資料集是這樣的(原來會有重復的行):

代碼:
import pandas as pd
df_in = pd.DataFrame({'email_ID': {0: 'sachinlaltaprayoohoo',
1: 'sachinlaltaprayoohoo',
2: 'sachinlaltaprayoohoo',
3: 'sachinlaltaprayoohoo',
4: 'sachinlaltaprayoohoo',
5: 'sachinlaltaprayoohoo',
6: 'sheldon.yokoohoo',
7: 'sheldon.yokoohoo',
8: 'sheldon.yokoohoo',
9: 'sheldon.yokoohoo',
10: 'sheldon.yokoohoo',
11: 'sheldon.yokoohoo'},
'time_stamp': {0: '2021-09-10 09:01:56.340259',
1: '2021-09-10 09:01:56.672814',
2: '2021-09-10 09:01:57.471423',
3: '2021-09-10 09:01:57.480891',
4: '2021-09-10 09:01:57.484644',
5: '2021-09-10 09:01:57.984644',
6: '2021-09-10 09:01:56.340259',
7: '2021-09-10 09:01:56.672814',
8: '2021-09-10 09:01:57.471423',
9: '2021-09-10 09:01:57.480891',
10: '2021-09-10 09:01:57.484644',
11: '2021-09-10 09:01:57.984644'},
'screen': {0: 'rewardapp.SplashActivity',
1: 'i1',
2: 'rewardapp.Signup_in',
3: 'rewardapp.PaymentFinalConfirmationActivity',
4: 'rewardapp.Signup_in',
5: 'i1',
6: 'rewardapp.SplashActivity',
7: 'i1',
8: 'rewardapp.Signup_in',
9: 'i1',
10: 'rewardapp.Signup_in',
11: 'rewardapp.PaymentFinalConfirmationActivity'}})
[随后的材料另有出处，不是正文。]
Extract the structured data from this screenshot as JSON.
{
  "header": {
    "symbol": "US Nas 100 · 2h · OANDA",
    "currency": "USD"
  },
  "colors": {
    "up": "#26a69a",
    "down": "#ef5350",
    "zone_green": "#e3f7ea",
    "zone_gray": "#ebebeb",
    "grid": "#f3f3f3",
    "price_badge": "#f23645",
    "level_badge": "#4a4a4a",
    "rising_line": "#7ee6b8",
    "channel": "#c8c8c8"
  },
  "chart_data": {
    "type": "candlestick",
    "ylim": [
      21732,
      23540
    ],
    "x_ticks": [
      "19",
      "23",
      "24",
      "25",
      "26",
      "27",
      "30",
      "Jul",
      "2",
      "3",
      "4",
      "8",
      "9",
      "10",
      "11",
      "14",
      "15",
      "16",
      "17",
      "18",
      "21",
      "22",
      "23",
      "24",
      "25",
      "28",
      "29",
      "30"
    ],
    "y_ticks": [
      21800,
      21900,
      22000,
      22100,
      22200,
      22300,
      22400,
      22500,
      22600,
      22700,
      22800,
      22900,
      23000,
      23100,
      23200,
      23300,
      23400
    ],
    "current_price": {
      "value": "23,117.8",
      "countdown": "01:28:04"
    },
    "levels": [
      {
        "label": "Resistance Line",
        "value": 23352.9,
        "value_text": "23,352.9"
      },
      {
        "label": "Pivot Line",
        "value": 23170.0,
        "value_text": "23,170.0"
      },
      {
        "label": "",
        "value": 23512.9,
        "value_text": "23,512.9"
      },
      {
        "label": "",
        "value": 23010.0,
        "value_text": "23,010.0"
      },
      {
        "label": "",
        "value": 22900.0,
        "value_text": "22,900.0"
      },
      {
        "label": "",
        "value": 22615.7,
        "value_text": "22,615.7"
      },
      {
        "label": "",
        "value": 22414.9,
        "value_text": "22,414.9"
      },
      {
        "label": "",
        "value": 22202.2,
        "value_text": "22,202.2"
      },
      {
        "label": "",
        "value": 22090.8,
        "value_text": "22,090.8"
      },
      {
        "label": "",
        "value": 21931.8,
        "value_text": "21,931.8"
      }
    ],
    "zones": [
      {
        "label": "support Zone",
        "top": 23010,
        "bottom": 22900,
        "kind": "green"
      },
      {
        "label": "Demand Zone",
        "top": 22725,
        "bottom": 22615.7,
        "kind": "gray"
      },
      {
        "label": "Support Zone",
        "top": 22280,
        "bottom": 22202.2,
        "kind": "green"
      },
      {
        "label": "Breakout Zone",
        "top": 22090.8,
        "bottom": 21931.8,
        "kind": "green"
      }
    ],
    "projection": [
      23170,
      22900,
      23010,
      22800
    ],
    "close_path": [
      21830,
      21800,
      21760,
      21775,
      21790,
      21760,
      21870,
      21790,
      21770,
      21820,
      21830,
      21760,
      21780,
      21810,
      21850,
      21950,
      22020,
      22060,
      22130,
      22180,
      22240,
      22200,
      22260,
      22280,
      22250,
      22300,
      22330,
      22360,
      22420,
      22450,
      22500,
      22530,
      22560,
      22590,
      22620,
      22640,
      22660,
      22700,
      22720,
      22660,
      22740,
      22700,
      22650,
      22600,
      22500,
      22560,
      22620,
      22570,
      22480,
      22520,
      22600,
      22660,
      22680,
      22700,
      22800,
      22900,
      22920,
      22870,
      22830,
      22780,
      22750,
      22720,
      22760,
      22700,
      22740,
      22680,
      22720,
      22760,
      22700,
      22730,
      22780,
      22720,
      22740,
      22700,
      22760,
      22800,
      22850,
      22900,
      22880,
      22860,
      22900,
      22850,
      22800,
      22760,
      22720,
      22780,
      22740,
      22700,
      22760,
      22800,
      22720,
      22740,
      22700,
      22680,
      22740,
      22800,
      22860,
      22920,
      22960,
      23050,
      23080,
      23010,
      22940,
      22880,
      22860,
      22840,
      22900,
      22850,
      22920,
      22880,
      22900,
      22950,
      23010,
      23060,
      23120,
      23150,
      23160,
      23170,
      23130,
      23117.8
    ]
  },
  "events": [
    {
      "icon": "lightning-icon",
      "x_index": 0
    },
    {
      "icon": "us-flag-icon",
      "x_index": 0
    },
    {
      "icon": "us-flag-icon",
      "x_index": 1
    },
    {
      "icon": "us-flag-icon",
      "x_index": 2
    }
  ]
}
df_in['time_stamp'] = df_in['time_stamp'].astype('datetime64[ns]')
df_in
輸出應該是這樣的:

代碼:
import pandas as pd
df_out = pd.DataFrame({'email_ID': {0: 'sachinlaltaprayoohoo',
1: 'sachinlaltaprayoohoo',
2: 'sachinlaltaprayoohoo',
3: 'sachinlaltaprayoohoo',
4: 'sachinlaltaprayoohoo',
5: 'sachinlaltaprayoohoo',
6: 'sheldon.yokoohoo',
7: 'sheldon.yokoohoo',
8: 'sheldon.yokoohoo',
9: 'sheldon.yokoohoo',
10: 'sheldon.yokoohoo',
11: 'sheldon.yokoohoo'},
'time_stamp': {0: '2021-09-10 09:01:56.340259',
1: '2021-09-10 09:01:56.672814',
2: '2021-09-10 09:01:57.471423',
3: '2021-09-10 09:01:57.480891',
4: '2021-09-10 09:01:57.484644',
5: '2021-09-10 09:01:57.984644',
6: '2021-09-10 09:01:56.340259',
7: '2021-09-10 09:01:56.672814',
8: '2021-09-10 09:01:57.471423',
9: '2021-09-10 09:01:57.480891',
10: '2021-09-10 09:01:57.484644',
11: '2021-09-10 09:01:57.984644'},
'screen': {0: 'rewardapp.SplashActivity',
1: 'i1',
2: 'rewardapp.Signup_in',
3: 'rewardapp.PaymentFinalConfirmationActivity',
4: 'rewardapp.Signup_in',
5: 'i1',
6: 'rewardapp.SplashActivity',
7: 'i1',
8: 'rewardapp.Signup_in',
9: 'i1',
10: 'rewardapp.Signup_in',
11: 'rewardapp.PaymentFinalConfirmationActivity'},
'series1': {0: 0,
1: 1,
2: 2,
3: 3,
4: 0,
5: 1,
6: 0,
7: 1,
8: 2,
9: 3,
10: 4,
11: 5},
'series2': {0: 0,
1: 0,
2: 0,
3: 0,
4: 1,
5: 1,
6: 2,
7: 2,
8: 2,
9: 2,
10: 2,
11: 2}})
df_out['time_stamp'] = df['time_stamp'].astype('datetime64[ns]')
df_out
'series1' 列值以 0、1、2 等逐行開始,但在以下情況下重置為 0:
- “email_ID”列值更改。
- 'screen' 列值 == 'rewardapp.PaymentFinalConfirmationActivity'
'series2' 列值從 0 開始,每當 'series1' 重置時遞增 1。
我的進步:
series1 = [0]
x = 0
for index in df[1:].index:
if ((df._get_value(index - 1, 'email_ID')) == df._get_value(index, 'email_ID')) and (df._get_value(index - 1, 'screen') != 'rewardapp.PaymentFinalConfirmationActivity'):
x = 1
series1.append(x)
else:
x = 0
series1.append(x)
df['series1'] = series1
df
series2 = [0]
x = 0
for index in df[1:].index:
if df._get_value(index, 'series1') - df._get_value(index - 1, 'series1') == 1:
series2.append(x)
else:
x = 1
series2.append(x)
df['series2'] = series2
df
我認為上面的代碼是有效的,我會在幾個小時內測驗回答的代碼并選擇最好的,謝謝。
uj5u.com熱心網友回復:
我們試試看
m = (df_in['email_ID'].ne(df_in['email_ID'].shift().bfill()) |
df_in['screen'].shift().eq('rewardapp.PaymentFinalConfirmationActivity'))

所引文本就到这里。